La “sindrome del mondo medio” (mean world syndrome) è la tendenza a percepire la realtà più pericolosa di quanto non sia, per effetto, già dagli anni ‘60, di una sovraesposizione mediatica universale, elaborata in modo distorto e pregiudizievole. La sua formulazione si deve a George Gerbner, professore universitario di comunicazione. Egli vi aggiunse la cosiddetta “teoria della coltivazione” per la quale, più aumenta l’esposizione ai media, in particolare la tv, più si “coltivano” percezioni errate della realtà. Le sue ricerche e i suoi studi furono numerosi, sviluppandosi dagli anni ‘60, ebbero come principale riferimento la tv e il suo impatto sempre più influente verso la comunità mondiale.
Tutto ciò che è trasmesso dalla tv è espressione del reale, tutto ciò che si osserva nel vivere quotidiano è frutto di quanto indicato dai media.
La sindrome tende a dipingere il mondo sempre più violento, soprattutto cinico e spietato, incapace di provare empatia, compassione e altruismo, affossando il positivo che nel sociale pure esiste e vive di persone e di piccoli gesti poco reclamizzati.
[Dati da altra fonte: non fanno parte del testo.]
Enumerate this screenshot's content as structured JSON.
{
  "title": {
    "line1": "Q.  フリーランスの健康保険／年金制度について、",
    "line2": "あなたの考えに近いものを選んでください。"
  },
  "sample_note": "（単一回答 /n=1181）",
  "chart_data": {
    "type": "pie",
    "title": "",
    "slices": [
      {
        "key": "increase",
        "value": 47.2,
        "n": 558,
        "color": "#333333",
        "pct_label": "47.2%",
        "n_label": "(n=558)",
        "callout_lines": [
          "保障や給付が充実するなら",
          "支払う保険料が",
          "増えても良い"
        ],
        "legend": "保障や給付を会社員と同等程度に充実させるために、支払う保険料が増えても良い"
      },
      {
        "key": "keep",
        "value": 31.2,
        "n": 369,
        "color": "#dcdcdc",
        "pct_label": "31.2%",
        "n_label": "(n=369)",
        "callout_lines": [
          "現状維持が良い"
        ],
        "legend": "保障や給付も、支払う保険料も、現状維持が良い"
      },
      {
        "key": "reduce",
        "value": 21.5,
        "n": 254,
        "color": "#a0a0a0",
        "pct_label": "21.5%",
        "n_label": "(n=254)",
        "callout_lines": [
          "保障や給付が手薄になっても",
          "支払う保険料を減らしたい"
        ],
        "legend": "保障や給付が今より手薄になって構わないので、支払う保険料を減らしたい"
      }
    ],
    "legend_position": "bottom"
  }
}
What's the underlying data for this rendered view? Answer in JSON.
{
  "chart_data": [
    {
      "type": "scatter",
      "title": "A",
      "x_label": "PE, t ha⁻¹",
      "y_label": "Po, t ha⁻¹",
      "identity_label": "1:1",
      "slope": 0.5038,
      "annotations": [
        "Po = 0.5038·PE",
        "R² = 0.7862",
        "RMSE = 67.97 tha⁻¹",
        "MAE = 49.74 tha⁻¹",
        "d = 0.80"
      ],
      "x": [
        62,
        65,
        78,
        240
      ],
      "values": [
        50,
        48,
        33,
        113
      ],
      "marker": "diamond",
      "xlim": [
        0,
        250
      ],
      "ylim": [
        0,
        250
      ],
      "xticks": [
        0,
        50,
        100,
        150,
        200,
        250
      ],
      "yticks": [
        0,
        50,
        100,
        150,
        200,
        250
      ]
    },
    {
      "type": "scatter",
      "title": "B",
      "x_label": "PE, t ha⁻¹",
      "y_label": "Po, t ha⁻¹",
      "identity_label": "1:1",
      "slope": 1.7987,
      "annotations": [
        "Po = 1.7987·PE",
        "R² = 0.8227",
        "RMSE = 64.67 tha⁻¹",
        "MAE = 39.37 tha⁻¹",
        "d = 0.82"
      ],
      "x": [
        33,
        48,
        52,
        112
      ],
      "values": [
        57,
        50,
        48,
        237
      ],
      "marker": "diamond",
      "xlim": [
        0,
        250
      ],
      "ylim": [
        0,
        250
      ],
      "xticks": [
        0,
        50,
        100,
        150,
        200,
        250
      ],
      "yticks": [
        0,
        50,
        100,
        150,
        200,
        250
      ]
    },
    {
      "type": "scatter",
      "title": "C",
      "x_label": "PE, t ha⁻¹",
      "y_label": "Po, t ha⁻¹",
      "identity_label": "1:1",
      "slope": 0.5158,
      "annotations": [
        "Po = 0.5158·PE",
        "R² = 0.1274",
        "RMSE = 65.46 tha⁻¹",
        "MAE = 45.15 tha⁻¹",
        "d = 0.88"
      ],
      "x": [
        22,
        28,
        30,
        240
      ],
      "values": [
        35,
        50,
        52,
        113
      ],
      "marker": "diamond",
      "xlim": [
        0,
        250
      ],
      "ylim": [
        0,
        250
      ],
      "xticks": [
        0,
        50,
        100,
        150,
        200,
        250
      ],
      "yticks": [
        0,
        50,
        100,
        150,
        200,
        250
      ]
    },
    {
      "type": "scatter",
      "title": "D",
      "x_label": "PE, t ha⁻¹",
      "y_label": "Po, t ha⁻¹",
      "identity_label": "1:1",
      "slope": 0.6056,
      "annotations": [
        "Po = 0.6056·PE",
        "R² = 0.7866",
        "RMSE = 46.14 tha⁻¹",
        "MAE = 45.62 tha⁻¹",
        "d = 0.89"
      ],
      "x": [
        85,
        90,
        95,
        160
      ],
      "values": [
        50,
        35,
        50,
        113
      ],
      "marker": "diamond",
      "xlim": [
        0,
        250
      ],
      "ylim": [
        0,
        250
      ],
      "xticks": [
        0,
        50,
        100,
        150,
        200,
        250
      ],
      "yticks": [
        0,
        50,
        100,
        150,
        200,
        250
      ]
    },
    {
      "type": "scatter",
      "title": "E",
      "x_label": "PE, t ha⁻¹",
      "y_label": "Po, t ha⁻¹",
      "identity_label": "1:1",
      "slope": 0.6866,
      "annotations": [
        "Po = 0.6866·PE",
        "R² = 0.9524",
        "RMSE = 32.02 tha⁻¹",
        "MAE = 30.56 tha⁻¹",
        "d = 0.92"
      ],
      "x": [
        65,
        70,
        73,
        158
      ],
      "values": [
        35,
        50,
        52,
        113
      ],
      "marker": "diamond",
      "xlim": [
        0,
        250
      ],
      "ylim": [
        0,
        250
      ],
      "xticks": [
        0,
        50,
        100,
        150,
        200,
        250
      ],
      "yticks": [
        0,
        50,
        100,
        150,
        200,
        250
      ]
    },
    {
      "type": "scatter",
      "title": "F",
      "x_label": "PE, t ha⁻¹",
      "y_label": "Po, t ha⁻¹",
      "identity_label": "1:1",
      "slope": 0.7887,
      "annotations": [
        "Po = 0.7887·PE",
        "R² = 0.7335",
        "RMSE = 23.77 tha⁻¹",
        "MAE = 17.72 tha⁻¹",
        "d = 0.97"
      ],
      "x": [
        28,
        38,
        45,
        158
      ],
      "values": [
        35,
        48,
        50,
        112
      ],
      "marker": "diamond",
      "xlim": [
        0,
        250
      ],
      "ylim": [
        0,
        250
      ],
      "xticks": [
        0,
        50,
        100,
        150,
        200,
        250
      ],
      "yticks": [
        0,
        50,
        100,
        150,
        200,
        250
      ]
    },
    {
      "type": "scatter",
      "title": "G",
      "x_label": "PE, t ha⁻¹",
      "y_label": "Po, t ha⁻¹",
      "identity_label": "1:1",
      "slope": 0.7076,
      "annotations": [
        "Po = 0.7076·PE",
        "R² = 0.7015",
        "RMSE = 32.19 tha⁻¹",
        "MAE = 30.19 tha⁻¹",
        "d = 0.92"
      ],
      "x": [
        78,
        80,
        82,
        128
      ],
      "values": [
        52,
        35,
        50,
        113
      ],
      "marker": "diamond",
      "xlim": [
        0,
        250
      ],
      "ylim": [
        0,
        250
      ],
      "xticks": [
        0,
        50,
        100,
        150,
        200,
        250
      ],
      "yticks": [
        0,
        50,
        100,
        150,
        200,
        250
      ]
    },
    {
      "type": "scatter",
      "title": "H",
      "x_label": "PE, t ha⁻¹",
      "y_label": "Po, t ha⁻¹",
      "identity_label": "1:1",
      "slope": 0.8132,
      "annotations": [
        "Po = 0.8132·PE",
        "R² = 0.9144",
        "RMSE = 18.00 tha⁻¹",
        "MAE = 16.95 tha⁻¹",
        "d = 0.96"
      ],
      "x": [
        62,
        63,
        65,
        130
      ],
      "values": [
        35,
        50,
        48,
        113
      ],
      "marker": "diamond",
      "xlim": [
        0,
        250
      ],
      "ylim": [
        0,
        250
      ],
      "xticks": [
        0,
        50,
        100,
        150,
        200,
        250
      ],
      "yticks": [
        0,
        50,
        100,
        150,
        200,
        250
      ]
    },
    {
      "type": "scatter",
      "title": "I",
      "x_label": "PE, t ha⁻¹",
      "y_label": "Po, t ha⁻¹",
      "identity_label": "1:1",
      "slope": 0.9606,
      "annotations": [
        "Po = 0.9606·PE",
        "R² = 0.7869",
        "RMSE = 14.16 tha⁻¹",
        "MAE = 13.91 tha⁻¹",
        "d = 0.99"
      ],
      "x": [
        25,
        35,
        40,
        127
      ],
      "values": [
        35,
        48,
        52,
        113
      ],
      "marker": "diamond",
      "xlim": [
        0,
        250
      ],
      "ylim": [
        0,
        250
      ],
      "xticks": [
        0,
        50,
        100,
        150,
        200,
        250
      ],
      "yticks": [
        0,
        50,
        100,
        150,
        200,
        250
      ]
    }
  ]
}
Ha effetti anche a livello educativo: preparare al concetto che la “miglior difesa sia l’attacco” anziché stimolare un comportamento prosociale, soprattutto nei confronti dei più deboli.
In una società in cui prevale l’attenzione per la violenza mediatica, nei film, nella selezione delle notizie e nei videogiochi, domina un maggior senso di diffidenza e di aggressività nei confronti del prossimo. La normalizzazione della violenza conduce all’accettazione di una realtà distorta, del “tutti contro tutti”, in una diffusa insensibilità che induce a comportamenti estremi: difensivi e aggressivi. La percezione, amplificata e falsata della realtà, conduce, così, a una restrizione delle relazioni sociali, in un’autoprotezione estrema e malata.
Si coltiva anche la confusione tra mondo virtuale e reale: la violenza vista in un film del settore, di due ore di durata, è percepita come espressione della società, come un campanello d’allarme che suona per avvertire di come sia la situazione e di come porvi gli argini e le chiusure necessarie.
Questo immotivato stato di tensione, spinge le persone ad adoperarsi nella convinzione di esser in una situazione più sicura ma, al contrario, ne innalza la fragilità e l’auspicio di forme più repressive considerate come inevitabili.
Le ricerche di Gerbner, e degli studiosi a lui ispirati, hanno dimostrato quanto sia risultato vano l’intento, in buonafede, di trasmettere situazioni al limite o violente, per convincere (come fossero lezioni e avvisi sulle possibili degradazioni del mondo) l’opinione pubblica a prenderne le distanze e sviluppare un comportamento contrario, nel pensiero e nell’azione.
Il volume dal titolo Panico, ansia & paura (con sottotitolo “Guida strategica per aspiranti coraggiosi”), edito da Franco Angeli nel dicembre dello scorso anno, è un manuale in cui l’autore, lo psicologo e psicoterapeuta Alessandro Bartoletti, affronta la problematica nelle sue diverse sfaccettature e propone delle efficaci soluzioni al riguardo.
L’Istat, al link https://www.istat.it/it/files/
La vittimizzazione, a cui si presta l’individuo perseguitato dai costanti pericoli della società, rende predominante la convinzione di essere soggetti a una continua ingiustizia e non scorgere alcun aspetto positivo. La sindrome, infatti, conduce a sottovalutare o non osservare quella gran parte del mondo che vive in serenità e che è estraneo alla violenza bensì dedito alla cura del prossimo, a coltivare le relazioni anziché le fobie sociali.
Matteo 10,28 “E non abbiate paura di quelli che uccidono il corpo, ma non hanno potere di uccidere l’anima; temete piuttosto colui che ha il potere di far perire e l’anima e il corpo nella Geenna”.
Nella fase attuale di grande criticità informativa e mediatica, in cui si trova l’intero pianeta, in virtù della presenza del Coronavirus, l’argomento relativo alla percezione della realtà si rende molto complesso. I primi effetti della sindrome erano frutto dei media del tempo: radio, tv e cinema, ora sono accompagnati dall’immenso potere del web, dei social e i rischi di sopravalutazione (o sottovalutazione) sono enormi. L’equilibrio tra informazione e realtà è ancora più precario, posto a dura prova dal potere delle fake news.
Occorre mantenere un sano spirito critico e non distorto, cercando di promuovere l’attenzione e l’informazione nei riguardi delle fonti dimostratesi come più equilibrate, vere ma non catastrofiche, con il sano discernimento del contenuto di un film d’azione da quello che è nel reale.